Broader definitions of workplace diversity

11th February 2019 by Kevin Mullaney

The definition of diversity is still fairly narrow – we tend to focus almost solely on women and people from minority ethnic groups. While there is no doubt that these groups deserve a great deal of attention, there are also other demographics to consider. Workplaces need to think about how to ensure equality between the sexes and different ethnic groups in business, but they also need to think about catering for those with disabilities.

Workplace diversity is a big issue and for good reason. With continued reports asserting that diversity is key to business success, many organisations are working to find the solutions to improve their diversity record. Yet few talk about disabled people in the workplace and little attention is given to the fact that only around 50% of disabled people are in employment, while the employment rate for people without disabilities is around 80%.

Research has revealed that 20% of employers would be less likely to employ a disabled person, yet the truth is that disabled people have a huge range of skills to contribute to the workplace. Perhaps it’s partly because people are simply unaware of the huge amount that these individuals can contribute to organisations, but a couple of pointers can go a long way.
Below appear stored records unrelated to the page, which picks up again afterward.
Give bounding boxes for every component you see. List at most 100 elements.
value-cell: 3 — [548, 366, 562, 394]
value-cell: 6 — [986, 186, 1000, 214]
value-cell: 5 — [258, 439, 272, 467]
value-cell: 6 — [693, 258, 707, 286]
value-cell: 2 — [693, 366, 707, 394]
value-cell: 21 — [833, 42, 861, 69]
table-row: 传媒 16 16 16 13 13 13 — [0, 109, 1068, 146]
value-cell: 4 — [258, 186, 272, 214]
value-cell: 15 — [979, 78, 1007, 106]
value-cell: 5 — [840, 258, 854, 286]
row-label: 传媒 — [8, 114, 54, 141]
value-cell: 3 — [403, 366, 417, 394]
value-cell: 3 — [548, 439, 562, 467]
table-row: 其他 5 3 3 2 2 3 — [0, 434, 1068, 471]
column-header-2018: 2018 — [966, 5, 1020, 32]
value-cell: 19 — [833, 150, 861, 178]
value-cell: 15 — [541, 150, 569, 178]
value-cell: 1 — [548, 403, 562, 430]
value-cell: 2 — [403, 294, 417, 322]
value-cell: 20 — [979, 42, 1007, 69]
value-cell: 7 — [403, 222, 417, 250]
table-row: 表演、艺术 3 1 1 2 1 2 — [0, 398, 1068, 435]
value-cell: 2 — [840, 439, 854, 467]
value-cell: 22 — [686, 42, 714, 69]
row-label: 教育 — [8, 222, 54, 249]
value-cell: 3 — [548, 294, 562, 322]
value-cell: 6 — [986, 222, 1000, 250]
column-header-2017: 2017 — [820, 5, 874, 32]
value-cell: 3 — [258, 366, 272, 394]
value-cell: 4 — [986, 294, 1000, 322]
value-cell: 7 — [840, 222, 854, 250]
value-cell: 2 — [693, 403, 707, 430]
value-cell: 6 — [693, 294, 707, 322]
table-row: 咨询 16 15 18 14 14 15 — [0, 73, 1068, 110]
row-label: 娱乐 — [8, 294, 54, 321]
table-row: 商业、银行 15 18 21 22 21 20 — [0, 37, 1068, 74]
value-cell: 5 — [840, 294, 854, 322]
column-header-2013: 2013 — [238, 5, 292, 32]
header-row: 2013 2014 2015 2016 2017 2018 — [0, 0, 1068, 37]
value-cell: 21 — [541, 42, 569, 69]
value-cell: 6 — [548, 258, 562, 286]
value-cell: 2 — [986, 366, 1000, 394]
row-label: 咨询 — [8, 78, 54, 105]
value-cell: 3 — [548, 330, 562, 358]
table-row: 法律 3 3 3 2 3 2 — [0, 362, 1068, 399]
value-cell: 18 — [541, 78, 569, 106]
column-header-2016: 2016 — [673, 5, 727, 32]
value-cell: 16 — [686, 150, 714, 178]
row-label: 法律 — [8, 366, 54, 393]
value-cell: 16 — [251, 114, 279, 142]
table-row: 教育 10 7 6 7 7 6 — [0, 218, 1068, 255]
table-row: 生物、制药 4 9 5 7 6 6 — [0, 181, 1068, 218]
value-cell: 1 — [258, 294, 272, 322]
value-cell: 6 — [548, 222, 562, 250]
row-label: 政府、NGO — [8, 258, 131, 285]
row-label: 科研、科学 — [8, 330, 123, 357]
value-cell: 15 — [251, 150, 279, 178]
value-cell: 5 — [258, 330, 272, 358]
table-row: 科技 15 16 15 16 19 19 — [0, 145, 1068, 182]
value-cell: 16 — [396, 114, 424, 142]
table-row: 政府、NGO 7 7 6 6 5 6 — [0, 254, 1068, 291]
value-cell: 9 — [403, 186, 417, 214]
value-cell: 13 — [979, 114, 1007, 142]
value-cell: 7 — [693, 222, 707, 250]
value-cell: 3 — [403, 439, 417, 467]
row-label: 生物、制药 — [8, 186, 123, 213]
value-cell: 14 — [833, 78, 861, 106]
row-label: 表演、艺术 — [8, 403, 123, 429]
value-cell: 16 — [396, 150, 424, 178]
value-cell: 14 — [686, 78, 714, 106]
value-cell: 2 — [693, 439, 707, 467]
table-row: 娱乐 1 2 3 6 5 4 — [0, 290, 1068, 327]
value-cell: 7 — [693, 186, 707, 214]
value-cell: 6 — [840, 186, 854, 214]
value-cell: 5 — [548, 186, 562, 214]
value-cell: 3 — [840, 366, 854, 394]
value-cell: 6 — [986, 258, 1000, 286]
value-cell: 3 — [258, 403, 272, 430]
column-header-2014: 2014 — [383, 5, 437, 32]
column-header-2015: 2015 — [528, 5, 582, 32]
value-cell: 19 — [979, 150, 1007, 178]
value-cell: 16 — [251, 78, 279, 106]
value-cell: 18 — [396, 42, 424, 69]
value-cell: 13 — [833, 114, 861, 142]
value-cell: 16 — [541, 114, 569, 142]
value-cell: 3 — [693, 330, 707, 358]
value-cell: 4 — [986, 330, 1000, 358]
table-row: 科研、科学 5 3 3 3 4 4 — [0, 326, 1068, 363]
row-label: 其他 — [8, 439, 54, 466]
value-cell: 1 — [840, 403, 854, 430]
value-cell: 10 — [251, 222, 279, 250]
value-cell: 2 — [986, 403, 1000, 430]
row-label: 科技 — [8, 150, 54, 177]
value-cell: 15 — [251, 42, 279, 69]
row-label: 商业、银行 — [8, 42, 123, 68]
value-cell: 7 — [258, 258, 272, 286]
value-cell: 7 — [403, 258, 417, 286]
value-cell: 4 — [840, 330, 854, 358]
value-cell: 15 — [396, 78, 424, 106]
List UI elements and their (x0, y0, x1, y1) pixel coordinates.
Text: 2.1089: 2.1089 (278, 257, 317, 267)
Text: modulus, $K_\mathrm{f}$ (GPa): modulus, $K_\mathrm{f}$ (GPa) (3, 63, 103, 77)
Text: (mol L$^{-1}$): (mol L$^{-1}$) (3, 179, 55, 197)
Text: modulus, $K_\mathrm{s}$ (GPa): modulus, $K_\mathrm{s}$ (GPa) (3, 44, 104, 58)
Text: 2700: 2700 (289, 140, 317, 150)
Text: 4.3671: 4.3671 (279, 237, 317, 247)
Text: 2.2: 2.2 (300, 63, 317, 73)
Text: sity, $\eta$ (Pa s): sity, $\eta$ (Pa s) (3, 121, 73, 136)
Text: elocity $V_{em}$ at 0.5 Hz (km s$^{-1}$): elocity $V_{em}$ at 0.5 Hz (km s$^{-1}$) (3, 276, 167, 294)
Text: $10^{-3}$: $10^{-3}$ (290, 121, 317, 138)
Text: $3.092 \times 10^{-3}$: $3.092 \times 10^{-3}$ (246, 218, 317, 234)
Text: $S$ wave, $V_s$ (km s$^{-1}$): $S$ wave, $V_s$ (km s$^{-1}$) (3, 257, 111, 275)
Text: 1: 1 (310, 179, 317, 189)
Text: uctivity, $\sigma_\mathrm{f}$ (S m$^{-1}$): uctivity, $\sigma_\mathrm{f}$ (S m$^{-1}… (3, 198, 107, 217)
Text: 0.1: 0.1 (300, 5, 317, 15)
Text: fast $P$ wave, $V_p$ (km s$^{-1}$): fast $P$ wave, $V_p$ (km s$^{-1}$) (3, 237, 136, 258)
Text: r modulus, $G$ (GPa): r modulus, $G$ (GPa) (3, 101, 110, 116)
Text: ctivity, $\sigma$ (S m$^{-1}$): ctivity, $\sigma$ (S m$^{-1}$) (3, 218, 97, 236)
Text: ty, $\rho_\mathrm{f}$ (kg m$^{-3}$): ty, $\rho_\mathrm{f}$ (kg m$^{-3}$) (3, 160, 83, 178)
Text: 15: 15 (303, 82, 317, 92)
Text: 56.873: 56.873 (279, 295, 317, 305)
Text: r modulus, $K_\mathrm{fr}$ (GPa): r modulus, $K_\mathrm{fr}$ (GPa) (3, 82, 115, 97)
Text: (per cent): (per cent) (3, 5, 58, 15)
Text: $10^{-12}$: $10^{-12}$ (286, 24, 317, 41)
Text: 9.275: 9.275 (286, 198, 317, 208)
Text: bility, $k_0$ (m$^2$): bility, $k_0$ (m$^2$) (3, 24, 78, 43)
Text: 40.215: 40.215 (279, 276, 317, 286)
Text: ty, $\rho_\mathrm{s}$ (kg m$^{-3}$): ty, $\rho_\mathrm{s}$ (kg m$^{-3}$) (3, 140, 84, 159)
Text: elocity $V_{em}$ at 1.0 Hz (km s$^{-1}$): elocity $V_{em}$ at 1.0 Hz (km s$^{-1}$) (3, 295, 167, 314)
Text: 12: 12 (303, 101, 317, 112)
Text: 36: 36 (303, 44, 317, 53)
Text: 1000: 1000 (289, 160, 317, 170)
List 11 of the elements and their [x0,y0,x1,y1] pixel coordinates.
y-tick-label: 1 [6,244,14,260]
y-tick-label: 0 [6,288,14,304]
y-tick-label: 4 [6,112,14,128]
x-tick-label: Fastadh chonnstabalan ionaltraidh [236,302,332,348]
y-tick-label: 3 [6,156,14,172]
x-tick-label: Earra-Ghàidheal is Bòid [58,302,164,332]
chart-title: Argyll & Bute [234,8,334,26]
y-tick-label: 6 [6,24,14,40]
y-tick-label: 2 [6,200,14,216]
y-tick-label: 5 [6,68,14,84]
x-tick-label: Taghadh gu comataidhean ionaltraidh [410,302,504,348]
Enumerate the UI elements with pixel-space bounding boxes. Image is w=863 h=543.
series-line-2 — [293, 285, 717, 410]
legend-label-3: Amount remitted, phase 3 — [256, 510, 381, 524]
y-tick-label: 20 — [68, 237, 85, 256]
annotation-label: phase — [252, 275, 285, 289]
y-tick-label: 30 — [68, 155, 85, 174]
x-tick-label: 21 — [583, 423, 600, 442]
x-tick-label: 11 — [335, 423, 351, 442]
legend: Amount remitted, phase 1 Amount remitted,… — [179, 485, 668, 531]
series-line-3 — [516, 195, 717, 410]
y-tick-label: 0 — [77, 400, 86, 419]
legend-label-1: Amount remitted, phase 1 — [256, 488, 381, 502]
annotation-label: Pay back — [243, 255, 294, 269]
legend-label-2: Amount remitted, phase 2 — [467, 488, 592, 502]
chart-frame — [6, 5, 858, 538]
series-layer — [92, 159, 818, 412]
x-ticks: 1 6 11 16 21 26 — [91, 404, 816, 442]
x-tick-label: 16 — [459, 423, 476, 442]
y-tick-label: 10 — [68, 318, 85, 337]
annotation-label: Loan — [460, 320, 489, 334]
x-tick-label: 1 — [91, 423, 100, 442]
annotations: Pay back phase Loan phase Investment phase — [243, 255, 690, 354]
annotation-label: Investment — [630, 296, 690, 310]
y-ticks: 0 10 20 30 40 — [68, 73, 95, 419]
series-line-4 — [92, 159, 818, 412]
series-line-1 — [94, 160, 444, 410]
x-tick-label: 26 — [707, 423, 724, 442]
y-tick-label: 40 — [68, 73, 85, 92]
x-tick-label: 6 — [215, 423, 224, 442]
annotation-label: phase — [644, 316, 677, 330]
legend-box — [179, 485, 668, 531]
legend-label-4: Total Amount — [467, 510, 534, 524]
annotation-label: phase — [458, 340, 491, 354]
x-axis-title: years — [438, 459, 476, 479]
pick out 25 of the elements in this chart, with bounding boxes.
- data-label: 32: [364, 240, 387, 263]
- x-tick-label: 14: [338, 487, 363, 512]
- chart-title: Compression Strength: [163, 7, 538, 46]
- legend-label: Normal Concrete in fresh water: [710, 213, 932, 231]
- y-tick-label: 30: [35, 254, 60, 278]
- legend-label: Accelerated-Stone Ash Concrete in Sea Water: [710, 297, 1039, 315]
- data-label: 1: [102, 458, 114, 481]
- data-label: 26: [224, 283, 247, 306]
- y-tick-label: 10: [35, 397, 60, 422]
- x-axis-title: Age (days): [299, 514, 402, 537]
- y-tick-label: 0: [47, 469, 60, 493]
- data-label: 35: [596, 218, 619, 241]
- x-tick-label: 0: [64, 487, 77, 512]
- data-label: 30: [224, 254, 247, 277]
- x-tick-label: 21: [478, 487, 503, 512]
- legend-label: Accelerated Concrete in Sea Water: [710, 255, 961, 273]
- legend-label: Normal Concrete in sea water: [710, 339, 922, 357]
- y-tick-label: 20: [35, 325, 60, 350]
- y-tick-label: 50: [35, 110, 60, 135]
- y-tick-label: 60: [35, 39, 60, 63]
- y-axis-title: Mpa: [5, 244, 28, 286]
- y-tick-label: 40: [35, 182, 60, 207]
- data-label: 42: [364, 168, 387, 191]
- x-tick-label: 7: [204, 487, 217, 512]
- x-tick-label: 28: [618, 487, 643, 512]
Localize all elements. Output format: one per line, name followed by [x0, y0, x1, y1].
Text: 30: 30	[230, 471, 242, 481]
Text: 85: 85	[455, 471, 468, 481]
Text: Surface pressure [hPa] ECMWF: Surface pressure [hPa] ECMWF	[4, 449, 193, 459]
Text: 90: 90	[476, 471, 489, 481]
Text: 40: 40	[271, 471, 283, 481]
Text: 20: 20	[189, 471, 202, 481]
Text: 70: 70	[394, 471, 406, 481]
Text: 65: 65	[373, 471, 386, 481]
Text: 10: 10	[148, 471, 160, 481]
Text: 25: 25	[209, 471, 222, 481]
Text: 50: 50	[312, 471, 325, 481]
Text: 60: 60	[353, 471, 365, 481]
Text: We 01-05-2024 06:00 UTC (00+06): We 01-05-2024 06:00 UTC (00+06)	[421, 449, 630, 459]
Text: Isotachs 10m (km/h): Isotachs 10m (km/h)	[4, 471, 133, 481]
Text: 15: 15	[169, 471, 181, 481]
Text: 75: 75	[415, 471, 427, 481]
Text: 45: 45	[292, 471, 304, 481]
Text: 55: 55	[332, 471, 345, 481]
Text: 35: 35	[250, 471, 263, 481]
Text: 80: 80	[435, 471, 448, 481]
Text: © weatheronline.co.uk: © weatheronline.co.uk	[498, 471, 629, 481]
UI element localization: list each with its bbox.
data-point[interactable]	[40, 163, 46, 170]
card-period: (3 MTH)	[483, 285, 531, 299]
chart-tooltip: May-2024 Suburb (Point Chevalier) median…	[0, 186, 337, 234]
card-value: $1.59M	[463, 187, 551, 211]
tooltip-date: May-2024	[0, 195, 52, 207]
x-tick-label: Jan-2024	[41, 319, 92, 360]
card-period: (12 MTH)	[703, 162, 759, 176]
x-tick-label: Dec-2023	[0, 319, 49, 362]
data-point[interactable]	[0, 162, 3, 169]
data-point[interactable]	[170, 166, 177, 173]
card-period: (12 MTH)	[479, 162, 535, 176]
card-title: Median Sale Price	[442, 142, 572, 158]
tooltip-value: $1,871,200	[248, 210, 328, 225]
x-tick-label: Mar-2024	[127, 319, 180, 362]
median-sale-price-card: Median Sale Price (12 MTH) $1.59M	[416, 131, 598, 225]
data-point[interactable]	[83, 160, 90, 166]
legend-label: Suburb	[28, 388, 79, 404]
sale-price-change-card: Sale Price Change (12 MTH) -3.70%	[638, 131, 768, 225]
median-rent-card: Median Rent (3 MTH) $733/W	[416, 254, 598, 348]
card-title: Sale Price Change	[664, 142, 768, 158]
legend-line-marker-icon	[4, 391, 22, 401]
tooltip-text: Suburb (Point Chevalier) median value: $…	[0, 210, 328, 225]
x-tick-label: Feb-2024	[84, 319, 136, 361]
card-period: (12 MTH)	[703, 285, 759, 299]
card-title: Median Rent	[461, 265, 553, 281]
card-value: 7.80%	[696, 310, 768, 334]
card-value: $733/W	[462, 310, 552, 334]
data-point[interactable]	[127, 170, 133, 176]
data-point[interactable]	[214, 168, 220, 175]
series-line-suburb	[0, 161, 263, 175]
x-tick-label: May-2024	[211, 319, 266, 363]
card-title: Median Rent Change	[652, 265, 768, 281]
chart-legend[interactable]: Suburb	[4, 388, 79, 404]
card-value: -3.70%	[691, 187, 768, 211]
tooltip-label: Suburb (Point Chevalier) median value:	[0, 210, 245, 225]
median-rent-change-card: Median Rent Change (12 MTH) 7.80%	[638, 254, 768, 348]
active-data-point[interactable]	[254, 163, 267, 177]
The key thing businesses can do to get started, and tap into a huge pool of talented individuals, is to look for support from the experts. Charities can offer a huge amount of resources and advice as well as case-studies on how to do it right, such as Mencap who specialise in learning disabilities.

However ultimately it can be simpler than many businesses think. As with any recruitment challenge, it’s just about matching the right person with the right type of role. And if you commit to making minor changes to your business which may allow a disabled person to more easily work with you, you’ll usually find it’s quite easy to provide what they need.

Realistically the easiest place to start might be by beginning with employing people who need a small amount of support and then building on that, as Jan Tregelles, CEO of Mencap has commented in a recent article with Changeboard. And, as Tregelles went on to say, when a business does get this right it sends such an amazing message about the organisation and what it stands for.

In an age where we are seeing consumers putting increased pressure on businesses to commit to social activism, and diversity has been proven to lead to increased business prospects, then perhaps a commitment to broader definitions of diversity could be key to success.